The late Harlan Stump talked at length with Mary Schoolcraft Cottrell, who was 95 in 1983. She lived in the immediate vicinity since 1909, revealing that the train ran to the mouth of Frozen, twice a day.

"The main mill on Frozen was the Boggs Fork Mill, where Grey Robinson lived. Claude Rogers lives on Oak Log Holler," she said, "There was a back switch at the foot of Frozen Run Hill."

Bly Miller told Stump that Park Woodyard said the E and LK Railroad ran up Spruce Fork of Frozen to a mill near the Spurgeon Smith Farm. He said Bob Tucker lived as a lad near the Mouth of Spruce, and said that "The switch at the foot of the hill was a double switch."

"The train when loaded ran up Frozen Run to where Ezra Cottrell lived, then backed into Oak Log Holler, then went toward the hill climb," Miller said. This gave an advantage on the grade and still let the train continue in the proper direction.

Bob Tucker maintained there was a mill just above the Warren Knotts farm. "The train ran up through the John Smith farm almost to the head of Spruce," he told Stump. "There was another back switch on the ridge where the Chapel Baptist Church is now. The mill at the mouth of Frozen was the only one."

Frozen resident Robert J. Knotts, a three-time Calhoun Sheriff, who also served as assessor, was a prominent businessman and politician during his lifetime.

His Frozen store was one of several stores operated by various members of the Knott's family in Washington District during the early 1900s.

The front of Knotts and Lauson store is
"frozen in time" (Hur Herald Photo 2006)

There are at least two incidents related to Knotts' store being burglarized about 1911 and 1912.

In the fall of 1911, the store was broken into and robbed by unknown parties. "An attempt was made to find the guilty parties and rewards offered for their arrests, but they made good their escape. At the same time other stores in that section of the county were burglarized," a news account says.

Later, when Knotts was the Sheriff of Calhoun in Grantsville, one of the crooks was finally caught, according to this account:

"Wednesday evening of last week an individual giving his name to the officers as George Smith and claiming his home at Parkersburg, was arrested on the charge of frightening two little girls who were playing on the Scott hill east of town."
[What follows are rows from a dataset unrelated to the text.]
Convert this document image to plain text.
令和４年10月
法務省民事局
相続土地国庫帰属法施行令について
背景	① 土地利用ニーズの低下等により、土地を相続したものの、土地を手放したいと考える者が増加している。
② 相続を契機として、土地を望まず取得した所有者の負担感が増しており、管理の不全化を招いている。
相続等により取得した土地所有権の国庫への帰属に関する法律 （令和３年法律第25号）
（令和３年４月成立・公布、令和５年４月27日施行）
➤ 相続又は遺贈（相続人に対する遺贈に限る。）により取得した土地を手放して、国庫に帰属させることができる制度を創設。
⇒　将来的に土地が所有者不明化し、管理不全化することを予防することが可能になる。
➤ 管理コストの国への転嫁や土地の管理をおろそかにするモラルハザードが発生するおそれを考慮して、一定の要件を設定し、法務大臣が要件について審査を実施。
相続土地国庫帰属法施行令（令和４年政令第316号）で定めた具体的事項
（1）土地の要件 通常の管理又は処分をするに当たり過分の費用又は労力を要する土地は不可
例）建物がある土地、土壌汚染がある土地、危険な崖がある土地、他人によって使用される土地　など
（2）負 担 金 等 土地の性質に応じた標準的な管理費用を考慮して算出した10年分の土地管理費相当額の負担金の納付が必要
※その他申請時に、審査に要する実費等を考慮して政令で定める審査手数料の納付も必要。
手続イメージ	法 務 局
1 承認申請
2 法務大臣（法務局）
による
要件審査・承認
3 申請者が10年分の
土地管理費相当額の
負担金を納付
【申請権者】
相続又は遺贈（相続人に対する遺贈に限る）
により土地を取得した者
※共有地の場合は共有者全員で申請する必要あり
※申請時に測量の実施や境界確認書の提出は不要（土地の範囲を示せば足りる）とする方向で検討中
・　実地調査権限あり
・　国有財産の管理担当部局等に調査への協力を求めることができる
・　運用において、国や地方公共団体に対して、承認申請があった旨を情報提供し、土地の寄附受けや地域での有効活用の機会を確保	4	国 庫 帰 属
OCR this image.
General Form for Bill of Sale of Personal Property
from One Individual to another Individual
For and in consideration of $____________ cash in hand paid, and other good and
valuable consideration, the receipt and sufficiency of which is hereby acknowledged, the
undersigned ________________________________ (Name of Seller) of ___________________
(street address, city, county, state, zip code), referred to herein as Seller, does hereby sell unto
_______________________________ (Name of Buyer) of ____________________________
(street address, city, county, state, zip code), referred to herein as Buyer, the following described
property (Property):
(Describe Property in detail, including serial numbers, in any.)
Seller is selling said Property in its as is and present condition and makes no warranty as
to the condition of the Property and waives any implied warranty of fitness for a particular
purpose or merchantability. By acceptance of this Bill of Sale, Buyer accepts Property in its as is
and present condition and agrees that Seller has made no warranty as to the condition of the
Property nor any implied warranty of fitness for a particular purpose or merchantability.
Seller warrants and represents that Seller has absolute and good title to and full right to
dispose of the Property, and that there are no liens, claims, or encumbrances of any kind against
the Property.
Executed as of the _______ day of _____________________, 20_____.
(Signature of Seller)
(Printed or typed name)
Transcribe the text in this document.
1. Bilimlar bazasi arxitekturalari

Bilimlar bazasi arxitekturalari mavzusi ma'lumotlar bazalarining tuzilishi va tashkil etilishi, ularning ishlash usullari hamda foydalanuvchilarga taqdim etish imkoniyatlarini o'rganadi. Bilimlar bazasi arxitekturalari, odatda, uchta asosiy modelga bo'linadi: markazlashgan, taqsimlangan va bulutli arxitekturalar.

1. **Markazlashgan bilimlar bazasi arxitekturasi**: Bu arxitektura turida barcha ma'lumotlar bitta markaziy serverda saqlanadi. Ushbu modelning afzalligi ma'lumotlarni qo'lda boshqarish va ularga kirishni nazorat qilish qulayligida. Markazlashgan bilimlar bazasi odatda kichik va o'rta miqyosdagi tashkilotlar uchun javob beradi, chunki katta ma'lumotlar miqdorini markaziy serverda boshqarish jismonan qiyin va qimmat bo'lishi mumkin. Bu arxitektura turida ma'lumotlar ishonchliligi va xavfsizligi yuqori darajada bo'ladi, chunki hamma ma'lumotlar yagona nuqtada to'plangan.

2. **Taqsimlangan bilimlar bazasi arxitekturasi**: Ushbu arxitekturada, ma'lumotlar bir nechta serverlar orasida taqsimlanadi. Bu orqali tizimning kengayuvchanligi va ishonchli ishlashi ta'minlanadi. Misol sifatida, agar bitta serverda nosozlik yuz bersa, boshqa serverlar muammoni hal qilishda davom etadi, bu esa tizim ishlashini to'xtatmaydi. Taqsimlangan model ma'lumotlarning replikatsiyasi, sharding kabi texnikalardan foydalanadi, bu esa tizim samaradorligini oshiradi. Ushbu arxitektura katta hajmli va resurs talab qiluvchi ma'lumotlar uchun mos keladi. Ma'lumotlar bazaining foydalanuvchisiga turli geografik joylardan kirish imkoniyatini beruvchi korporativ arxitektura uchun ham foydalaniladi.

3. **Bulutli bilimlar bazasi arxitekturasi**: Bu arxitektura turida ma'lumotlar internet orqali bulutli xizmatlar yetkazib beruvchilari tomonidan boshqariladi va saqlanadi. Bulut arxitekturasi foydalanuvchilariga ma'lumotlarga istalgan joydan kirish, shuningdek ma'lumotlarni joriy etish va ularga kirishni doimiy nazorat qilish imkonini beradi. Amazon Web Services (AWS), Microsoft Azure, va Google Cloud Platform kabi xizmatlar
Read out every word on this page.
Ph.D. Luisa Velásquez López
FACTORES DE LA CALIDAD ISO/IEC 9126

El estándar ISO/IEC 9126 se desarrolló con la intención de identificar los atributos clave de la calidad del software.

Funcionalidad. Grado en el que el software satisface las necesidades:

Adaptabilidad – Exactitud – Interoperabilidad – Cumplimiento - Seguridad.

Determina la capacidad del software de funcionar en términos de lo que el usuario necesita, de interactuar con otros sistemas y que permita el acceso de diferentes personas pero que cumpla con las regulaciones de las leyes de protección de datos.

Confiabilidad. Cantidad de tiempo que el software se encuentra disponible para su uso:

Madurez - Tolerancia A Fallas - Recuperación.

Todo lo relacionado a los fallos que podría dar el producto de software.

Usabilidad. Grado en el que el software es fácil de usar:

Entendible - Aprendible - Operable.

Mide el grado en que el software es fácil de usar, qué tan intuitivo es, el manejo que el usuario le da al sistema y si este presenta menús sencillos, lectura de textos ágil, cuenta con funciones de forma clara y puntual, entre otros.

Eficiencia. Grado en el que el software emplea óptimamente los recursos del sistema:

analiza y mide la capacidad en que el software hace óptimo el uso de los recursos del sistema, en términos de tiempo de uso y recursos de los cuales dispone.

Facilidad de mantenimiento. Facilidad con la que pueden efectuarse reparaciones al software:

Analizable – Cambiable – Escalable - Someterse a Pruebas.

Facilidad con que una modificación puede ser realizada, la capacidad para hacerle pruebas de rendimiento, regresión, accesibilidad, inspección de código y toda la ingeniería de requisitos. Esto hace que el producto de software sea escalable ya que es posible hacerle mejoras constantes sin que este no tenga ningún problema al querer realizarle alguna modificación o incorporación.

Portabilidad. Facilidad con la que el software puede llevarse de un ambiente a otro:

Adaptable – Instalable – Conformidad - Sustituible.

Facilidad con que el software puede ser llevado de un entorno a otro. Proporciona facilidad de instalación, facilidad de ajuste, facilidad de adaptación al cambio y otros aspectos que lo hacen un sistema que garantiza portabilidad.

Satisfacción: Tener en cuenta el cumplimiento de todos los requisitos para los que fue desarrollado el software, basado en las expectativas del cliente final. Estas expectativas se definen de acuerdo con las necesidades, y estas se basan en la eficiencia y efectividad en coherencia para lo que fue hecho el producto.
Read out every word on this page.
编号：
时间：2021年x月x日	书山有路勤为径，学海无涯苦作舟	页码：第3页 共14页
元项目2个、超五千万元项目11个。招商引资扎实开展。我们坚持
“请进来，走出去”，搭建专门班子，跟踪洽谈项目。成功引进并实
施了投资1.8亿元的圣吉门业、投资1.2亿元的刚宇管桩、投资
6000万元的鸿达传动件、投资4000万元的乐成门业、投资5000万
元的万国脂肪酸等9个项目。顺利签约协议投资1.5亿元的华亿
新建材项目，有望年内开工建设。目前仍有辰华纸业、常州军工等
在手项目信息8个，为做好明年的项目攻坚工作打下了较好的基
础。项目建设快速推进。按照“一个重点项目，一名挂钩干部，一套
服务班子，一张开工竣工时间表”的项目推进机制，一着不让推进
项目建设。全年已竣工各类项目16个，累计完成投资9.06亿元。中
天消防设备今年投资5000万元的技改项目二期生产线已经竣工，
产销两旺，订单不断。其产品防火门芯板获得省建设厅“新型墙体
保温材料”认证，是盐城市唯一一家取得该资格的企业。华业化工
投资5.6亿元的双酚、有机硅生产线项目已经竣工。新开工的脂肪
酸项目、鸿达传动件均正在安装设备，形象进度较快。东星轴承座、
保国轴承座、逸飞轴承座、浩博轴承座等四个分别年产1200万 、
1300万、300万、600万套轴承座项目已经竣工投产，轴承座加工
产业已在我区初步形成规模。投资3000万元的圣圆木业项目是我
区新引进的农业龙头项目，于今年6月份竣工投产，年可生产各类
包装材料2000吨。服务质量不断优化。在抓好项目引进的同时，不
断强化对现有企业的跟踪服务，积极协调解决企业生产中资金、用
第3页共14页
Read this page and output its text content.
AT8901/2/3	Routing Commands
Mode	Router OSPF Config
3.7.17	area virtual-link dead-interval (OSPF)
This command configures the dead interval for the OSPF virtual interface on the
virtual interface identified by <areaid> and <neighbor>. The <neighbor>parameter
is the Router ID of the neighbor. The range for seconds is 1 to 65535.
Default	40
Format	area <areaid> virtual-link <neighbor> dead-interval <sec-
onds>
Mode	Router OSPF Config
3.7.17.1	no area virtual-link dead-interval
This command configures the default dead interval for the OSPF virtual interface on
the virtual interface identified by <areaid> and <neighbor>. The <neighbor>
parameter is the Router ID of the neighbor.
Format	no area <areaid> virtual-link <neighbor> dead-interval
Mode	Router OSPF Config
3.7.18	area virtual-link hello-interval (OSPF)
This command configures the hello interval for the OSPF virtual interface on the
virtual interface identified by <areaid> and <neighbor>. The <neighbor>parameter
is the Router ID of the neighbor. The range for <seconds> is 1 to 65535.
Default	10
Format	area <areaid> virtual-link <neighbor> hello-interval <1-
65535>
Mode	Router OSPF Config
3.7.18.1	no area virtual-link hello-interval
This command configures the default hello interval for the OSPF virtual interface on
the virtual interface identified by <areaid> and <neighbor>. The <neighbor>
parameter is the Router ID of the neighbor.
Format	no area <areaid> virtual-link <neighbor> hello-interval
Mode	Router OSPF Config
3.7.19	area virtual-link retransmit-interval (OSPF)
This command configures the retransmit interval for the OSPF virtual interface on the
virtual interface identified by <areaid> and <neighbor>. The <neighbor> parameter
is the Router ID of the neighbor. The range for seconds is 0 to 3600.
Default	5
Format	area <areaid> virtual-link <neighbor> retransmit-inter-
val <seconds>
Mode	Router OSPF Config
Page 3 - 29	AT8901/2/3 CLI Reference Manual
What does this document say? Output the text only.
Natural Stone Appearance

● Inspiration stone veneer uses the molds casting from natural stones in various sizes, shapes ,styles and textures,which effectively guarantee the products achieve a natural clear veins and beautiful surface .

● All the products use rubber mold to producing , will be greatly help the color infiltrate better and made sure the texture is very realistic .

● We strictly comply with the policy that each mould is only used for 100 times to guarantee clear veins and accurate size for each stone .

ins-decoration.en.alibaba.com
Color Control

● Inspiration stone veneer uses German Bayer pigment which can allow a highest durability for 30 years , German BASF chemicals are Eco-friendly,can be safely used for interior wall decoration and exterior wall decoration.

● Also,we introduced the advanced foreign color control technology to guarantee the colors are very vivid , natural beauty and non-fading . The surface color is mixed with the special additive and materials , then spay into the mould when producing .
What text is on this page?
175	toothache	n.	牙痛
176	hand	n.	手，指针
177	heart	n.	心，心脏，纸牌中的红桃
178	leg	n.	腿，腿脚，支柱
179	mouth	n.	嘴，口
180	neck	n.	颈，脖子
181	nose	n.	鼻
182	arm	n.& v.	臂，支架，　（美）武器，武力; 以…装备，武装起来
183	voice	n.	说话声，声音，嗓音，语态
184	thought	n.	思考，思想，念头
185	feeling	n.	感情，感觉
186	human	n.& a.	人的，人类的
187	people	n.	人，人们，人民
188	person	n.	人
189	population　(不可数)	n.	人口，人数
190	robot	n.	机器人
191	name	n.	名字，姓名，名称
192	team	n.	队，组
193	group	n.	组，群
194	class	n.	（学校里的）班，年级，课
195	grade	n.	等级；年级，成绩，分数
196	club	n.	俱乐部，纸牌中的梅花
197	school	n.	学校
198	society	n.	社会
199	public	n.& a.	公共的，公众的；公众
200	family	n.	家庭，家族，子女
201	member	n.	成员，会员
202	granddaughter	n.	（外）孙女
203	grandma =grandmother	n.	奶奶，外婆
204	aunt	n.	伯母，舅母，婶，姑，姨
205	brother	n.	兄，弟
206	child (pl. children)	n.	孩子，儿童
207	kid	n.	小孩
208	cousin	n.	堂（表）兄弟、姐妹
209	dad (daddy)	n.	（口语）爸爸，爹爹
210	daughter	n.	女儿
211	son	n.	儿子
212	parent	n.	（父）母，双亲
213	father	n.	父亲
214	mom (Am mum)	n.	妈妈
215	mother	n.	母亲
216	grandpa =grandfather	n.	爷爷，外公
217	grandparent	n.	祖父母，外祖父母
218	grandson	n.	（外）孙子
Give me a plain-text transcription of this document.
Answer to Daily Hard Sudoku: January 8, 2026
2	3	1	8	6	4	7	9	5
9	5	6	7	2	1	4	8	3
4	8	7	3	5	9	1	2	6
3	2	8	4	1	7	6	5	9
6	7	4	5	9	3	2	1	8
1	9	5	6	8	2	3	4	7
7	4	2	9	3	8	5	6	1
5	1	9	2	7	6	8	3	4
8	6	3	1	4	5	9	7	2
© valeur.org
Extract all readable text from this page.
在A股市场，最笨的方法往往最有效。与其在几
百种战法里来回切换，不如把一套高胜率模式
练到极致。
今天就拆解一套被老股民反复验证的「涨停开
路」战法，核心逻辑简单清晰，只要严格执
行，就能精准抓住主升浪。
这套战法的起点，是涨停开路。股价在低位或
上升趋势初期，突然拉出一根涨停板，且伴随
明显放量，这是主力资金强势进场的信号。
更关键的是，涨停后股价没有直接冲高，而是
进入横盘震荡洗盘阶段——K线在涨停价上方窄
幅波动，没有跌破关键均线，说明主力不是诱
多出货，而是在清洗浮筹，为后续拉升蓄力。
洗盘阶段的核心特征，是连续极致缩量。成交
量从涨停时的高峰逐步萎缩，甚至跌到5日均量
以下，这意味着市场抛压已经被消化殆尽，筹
"He was brought to town and lodged in the county jail by Sheriff Knotts. When Mrs. Lillie Knotts took his supper to him, she at once recognized him as a suspicious character who was in the store at Frozen on the day of the robbery of Mr. Knott's store."

"She immediately notified her husband and Roy Parsons, who also saw the man in the Frozen vicinity carrying a peculiarly shaped cane, was also summoned here and identified him as the man with the cane. The cane was left in the store the night the robbery was committed."

During a later escapade, thieves set dynamite around a large safe in the Knotts and Lauson store, attempting to blow its door open.

Being amateurs in the business, they overloaded the dynamite, and blew the safe out the back of the store, across a flat bottom into the creek.

While the door did open, the contents went to the wind, scattering up and down Frozen Creek, with the thieves leaving mostly empty handed.